Nicht minder interessant ist der Beitrag von Tobias Schmuck, den Krieger vorträgt, da der Autor selbst, promovierter Historiker und in der reformierten Kirche verortet, wegen Krankheit verhindert ist. Schmuck dokumentiert die zweite Generation der Reformatoren am Beispiel von Girolamo Zanchi (1560 bis 1590).
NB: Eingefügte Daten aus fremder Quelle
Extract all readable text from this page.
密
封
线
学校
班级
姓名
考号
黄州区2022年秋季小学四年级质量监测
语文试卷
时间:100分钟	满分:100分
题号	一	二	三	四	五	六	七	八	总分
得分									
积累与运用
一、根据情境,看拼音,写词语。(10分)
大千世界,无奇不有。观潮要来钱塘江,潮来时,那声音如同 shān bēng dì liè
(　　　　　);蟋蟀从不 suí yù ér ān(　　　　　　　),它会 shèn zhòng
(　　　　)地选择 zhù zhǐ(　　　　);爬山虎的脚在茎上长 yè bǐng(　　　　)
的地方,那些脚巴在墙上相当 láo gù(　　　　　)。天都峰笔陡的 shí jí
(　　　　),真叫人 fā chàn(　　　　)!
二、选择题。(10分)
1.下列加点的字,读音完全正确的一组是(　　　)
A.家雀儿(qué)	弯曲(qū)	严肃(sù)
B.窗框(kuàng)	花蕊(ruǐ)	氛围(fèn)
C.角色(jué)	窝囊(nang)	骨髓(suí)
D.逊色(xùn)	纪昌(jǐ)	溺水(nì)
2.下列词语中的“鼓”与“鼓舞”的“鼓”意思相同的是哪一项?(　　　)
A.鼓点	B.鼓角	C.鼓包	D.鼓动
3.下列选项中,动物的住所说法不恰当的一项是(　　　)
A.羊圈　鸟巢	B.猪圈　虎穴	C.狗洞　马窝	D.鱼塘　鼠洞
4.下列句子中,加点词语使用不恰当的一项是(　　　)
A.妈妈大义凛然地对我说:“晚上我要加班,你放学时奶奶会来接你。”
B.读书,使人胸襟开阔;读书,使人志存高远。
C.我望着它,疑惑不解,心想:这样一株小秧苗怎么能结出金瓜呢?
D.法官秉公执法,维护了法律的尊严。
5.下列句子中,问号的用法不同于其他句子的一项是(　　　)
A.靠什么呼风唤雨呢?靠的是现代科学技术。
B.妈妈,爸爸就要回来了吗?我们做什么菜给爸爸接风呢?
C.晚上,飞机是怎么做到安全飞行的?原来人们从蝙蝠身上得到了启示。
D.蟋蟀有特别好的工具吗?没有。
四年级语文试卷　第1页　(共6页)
Zuvor kommt ein Fleischgericht aus der Westenberger’schen Küche: gewürzte Bratklopse, dazu ein mit Verjus angemachter Endiviensalat mit Gerstengraupen, von Petra Westenberger fachkundig erläutert. Den Abschluss bildet ein Pudding mit Mohn auf feinem Apfelpüree, dazu ein Malvasier, wie Luther ihn schätzte. Ein gehaltvoller Abend also – nur „Häppchen“ waren dies alles nicht, sondern sowohl an Wissen als auch an Speisen mindestens ein komplettes Menü.